Guedeney P, Farjat-Pasos JI, Asslo G, Roule V, Beygui F, Hermida A, Gabrion P, Leborgne L, Houde DC, Huang F, Lattuca B, Leclercq F, Mesnier J, Abtan J, Rouanet S, Hammoudi N, Collet JP, Zeitouni M, Silvain J, Montalescot G, Rodés-Cabau J; AIR-FORCE group.

Abstract

Background

Temporary dual antiplatelet therapy (DAPT) is recommended following patent foramen ovale (PFO) percutaneous closure although its benefit, compared to single antiplatelet therapy (SAPT), has not been demonstrated in this setting.

Aims

We aimed at assessing outcomes following PFO closure according to the antiplatelet strategy at discharge.

Methods

The ambispective AIR-FORCE cohort included consecutive patients from seven centres in France and Canada undergoing PFO closure and discharged without anticoagulation. Patients treated in French and Canadian centres were mostly discharged with DAPT and SAPT, respectively. The primary endpoint was the composite of death, stroke, transient ischaemic attack, peripheral embolism, myocardial infarction, or BARC type ≥2 bleeding with up to 5 years of follow-up.

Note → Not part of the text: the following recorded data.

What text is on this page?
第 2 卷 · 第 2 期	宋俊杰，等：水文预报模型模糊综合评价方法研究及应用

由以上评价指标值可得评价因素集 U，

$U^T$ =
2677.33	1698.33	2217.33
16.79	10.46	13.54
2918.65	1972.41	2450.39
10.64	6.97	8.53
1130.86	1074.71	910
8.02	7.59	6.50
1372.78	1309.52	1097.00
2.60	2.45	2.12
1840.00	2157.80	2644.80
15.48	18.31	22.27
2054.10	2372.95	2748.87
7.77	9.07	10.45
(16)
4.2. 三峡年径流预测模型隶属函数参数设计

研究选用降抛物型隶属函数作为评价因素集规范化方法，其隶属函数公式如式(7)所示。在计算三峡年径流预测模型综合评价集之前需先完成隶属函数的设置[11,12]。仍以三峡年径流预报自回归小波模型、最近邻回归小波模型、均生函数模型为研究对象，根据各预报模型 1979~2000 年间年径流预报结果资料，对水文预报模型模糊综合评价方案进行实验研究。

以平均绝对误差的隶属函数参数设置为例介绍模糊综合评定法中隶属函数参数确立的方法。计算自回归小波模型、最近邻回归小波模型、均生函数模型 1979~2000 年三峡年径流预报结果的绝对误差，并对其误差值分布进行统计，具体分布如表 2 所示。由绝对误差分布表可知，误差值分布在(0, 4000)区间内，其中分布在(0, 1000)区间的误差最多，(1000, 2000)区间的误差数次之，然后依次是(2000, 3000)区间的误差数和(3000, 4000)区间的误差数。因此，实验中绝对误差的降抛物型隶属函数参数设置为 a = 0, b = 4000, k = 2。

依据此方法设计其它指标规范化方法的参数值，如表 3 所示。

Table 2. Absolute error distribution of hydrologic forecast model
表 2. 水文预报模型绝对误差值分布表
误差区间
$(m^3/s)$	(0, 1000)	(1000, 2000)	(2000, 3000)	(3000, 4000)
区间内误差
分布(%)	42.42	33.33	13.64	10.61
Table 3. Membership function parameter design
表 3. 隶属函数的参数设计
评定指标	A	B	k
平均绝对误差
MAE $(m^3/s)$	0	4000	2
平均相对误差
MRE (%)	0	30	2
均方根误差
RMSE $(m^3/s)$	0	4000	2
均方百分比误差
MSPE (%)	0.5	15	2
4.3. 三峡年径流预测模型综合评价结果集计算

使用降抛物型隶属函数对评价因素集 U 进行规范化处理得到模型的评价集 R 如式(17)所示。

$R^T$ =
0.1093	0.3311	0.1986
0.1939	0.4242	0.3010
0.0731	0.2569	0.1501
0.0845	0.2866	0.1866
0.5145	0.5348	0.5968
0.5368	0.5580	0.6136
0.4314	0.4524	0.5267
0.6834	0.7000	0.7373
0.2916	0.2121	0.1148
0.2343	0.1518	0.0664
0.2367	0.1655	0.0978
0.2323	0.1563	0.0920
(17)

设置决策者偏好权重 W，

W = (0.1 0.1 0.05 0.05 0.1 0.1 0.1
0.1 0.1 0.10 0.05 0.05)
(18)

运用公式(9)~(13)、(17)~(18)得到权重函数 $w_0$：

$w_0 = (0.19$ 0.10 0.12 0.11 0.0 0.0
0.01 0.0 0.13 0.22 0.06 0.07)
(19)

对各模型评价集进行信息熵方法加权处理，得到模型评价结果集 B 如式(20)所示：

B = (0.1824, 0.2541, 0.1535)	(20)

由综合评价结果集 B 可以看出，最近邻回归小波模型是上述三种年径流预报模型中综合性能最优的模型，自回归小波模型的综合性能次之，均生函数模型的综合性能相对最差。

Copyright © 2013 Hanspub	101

The impact of the antiplatelet strategy on outcomes was evaluated with a marginal Cox model (cluster analyses per country) with inverse probability weighting according to propensity score.

Results

A total of 1532 patients (42.2% female, median age: 49 [40–57] years) were included from 2001 to 2022, of whom 599 (39.1%) were discharged with SAPT and 933 (60.9%) with DAPT, for ≤3 months in 894/923 (96.9%) cases. After a median follow-up of 2.4 [1.1–4.4] years, a total of 58 events were observed. In the weighted analysis, the rate of the primary endpoint up to 5 years was 7.8% in the SAPT strategy and 7.3% in the DAPT strategy (weighted hazard ratio 1.04, 95% confidence interval 0.59–1.83).

Conclusions

The antiplatelet strategy following PFO closure did not seem to impact clinical outcomes, thus challenging the current recommendations of temporary DAPT.